Montana State University - Bozeman, College of Agriculture


Bromus tectorum L. (downy brome or cheatgrass) has been called the most dominant invasive plant species in the western United States. It is a barrier to restoration efforts in degraded lands and a serious weed problem for small grain growers. Investigating ecological interactions that play a mechanistic role in its success is a necessary step towards developing effective ecologically-based management strategies for B. tectorum. We investigated how biotic and abiotic factors impact interactions between B. tectorum and desired vegetation, with implications for restoration of lands dominated by B. tectorum and management of B. tectorum in small-grain cropping systems.
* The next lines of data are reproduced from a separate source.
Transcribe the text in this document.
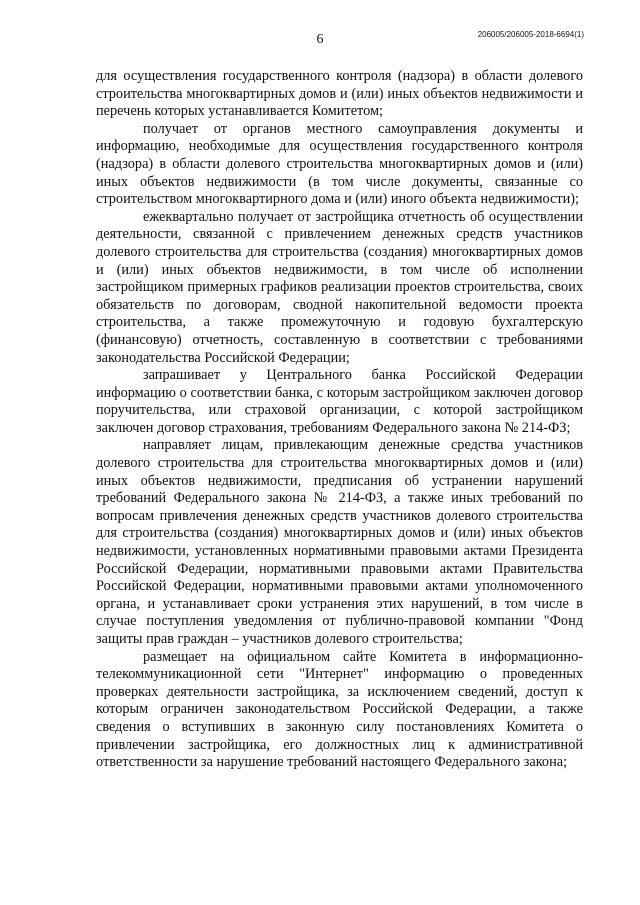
6	206005/206005-2018-6694(1)

для осуществления государственного контроля (надзора) в области долевого строительства многоквартирных домов и (или) иных объектов недвижимости и перечень которых устанавливается Комитетом;

получает от органов местного самоуправления документы и информацию, необходимые для осуществления государственного контроля (надзора) в области долевого строительства многоквартирных домов и (или) иных объектов недвижимости (в том числе документы, связанные со строительством многоквартирного дома и (или) иного объекта недвижимости);

ежеквартально получает от застройщика отчетность об осуществлении деятельности, связанной с привлечением денежных средств участников долевого строительства для строительства (создания) многоквартирных домов и (или) иных объектов недвижимости, в том числе об исполнении застройщиком примерных графиков реализации проектов строительства, своих обязательств по договорам, сводной накопительной ведомости проекта строительства, а также промежуточную и годовую бухгалтерскую (финансовую) отчетность, составленную в соответствии с требованиями законодательства Российской Федерации;

запрашивает у Центрального банка Российской Федерации информацию о соответствии банка, с которым застройщиком заключен договор поручительства, или страховой организации, с которой застройщиком заключен договор страхования, требованиям Федерального закона № 214-ФЗ;

направляет лицам, привлекающим денежные средства участников долевого строительства для строительства многоквартирных домов и (или) иных объектов недвижимости, предписания об устранении нарушений требований Федерального закона № 214-ФЗ, а также иных требований по вопросам привлечения денежных средств участников долевого строительства для строительства (создания) многоквартирных домов и (или) иных объектов недвижимости, установленных нормативными правовыми актами Президента Российской Федерации, нормативными правовыми актами Правительства Российской Федерации, нормативными правовыми актами уполномоченного органа, и устанавливает сроки устранения этих нарушений, в том числе в случае поступления уведомления от публично-правовой компании "Фонд защиты прав граждан – участников долевого строительства;

размещает на официальном сайте Комитета в информационно-телекоммуникационной сети "Интернет" информацию о проведенных проверках деятельности застройщика, за исключением сведений, доступ к которым ограничен законодательством Российской Федерации, а также сведения о вступивших в законную силу постановлениях Комитета о привлечении застройщика, его должностных лиц к административной ответственности за нарушение требований настоящего Федерального закона;
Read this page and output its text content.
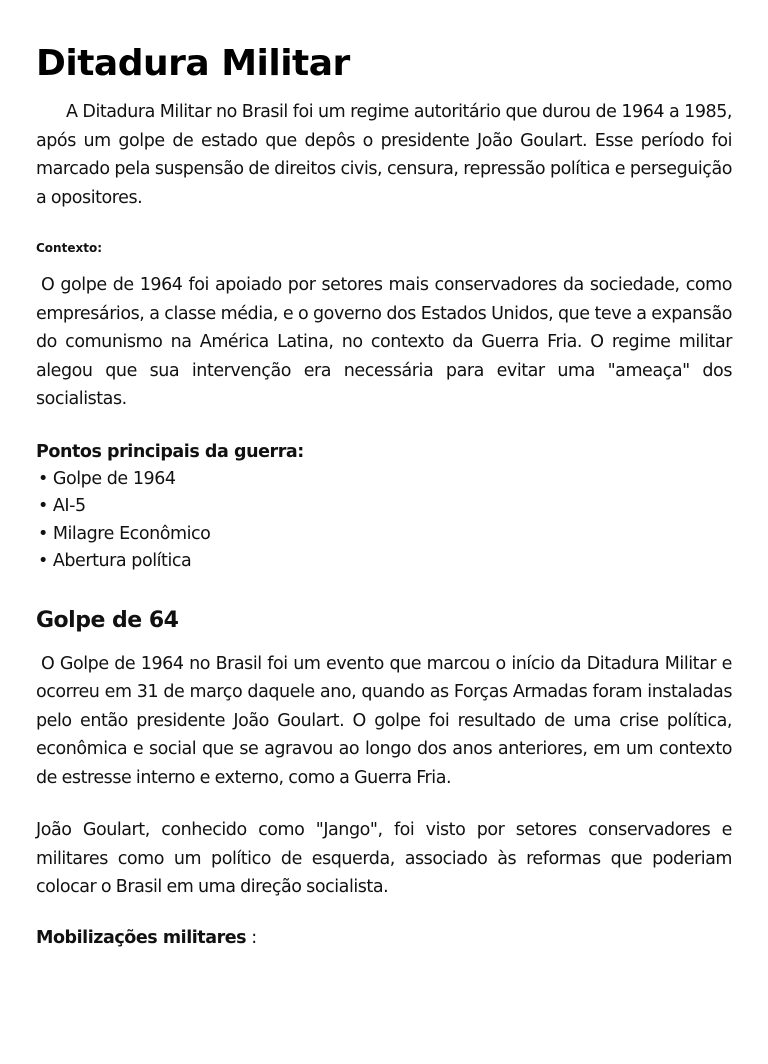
Ditadura Militar

A Ditadura Militar no Brasil foi um regime autoritário que durou de 1964 a 1985, após um golpe de estado que depôs o presidente João Goulart. Esse período foi marcado pela suspensão de direitos civis, censura, repressão política e perseguição a opositores.

Contexto:

O golpe de 1964 foi apoiado por setores mais conservadores da sociedade, como empresários, a classe média, e o governo dos Estados Unidos, que teve a expansão do comunismo na América Latina, no contexto da Guerra Fria. O regime militar alegou que sua intervenção era necessária para evitar uma "ameaça" dos socialistas.

Pontos principais da guerra:
• Golpe de 1964
• AI-5
• Milagre Econômico
• Abertura política
Golpe de 64

O Golpe de 1964 no Brasil foi um evento que marcou o início da Ditadura Militar e ocorreu em 31 de março daquele ano, quando as Forças Armadas foram instaladas pelo então presidente João Goulart. O golpe foi resultado de uma crise política, econômica e social que se agravou ao longo dos anos anteriores, em um contexto de estresse interno e externo, como a Guerra Fria.

João Goulart, conhecido como "Jango", foi visto por setores conservadores e militares como um político de esquerda, associado às reformas que poderiam colocar o Brasil em uma direção socialista.

Mobilizações militares :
Our research objectives were; 1) appraise the impact of relative size and soil nitrogen (N) availability on interactions between B. tectorum and Pseudoroegneria spicata (Pursh) A. Love (bluebunch wheatgrass), a species important in rangeland revegetation, and, 2) determine the impacts of Wheat streak mosaic virus (WSMV), resource availability, and neighborhood characteristics on B. tectorum performance in a winter wheat (Triticum aestivum L.) system. Objective 1 was carried out in a greenhouse experiment with two trials, following an addition series factorial design with four density treatments for each species, three P. spicata size cohort treatments, and two N treatments. Regression analysis indicated that giving P. spicata an initial size advantage over B. tectorum increased its ability to both suppress and avoid suppression by B. tectorum. We also observed that while N availability increased productivity of both species, it did not change their competitive relationship. Objective 2 was explored in two trials of a field experiment using a split-plot design with N availability assigned to main plots, WSMV inoculation assigned to subplots, B. tectorum proximity to the nearest wheat row as a predictor, and neighborhood characteristics as covariates. Regression analysis indicated that in low and high N environments (compared to the recommended N rate), distance from row influenced individual B. tectorum biomass only in disease-free environments, suggesting that healthy wheat suppressed B. tectorum that was closest to the row. Wheat inoculated with WSMV did not suppress B. tectorum. In an intermediate N environment, increased distance from row increased B. tectorum performance only with WSMV inoculation.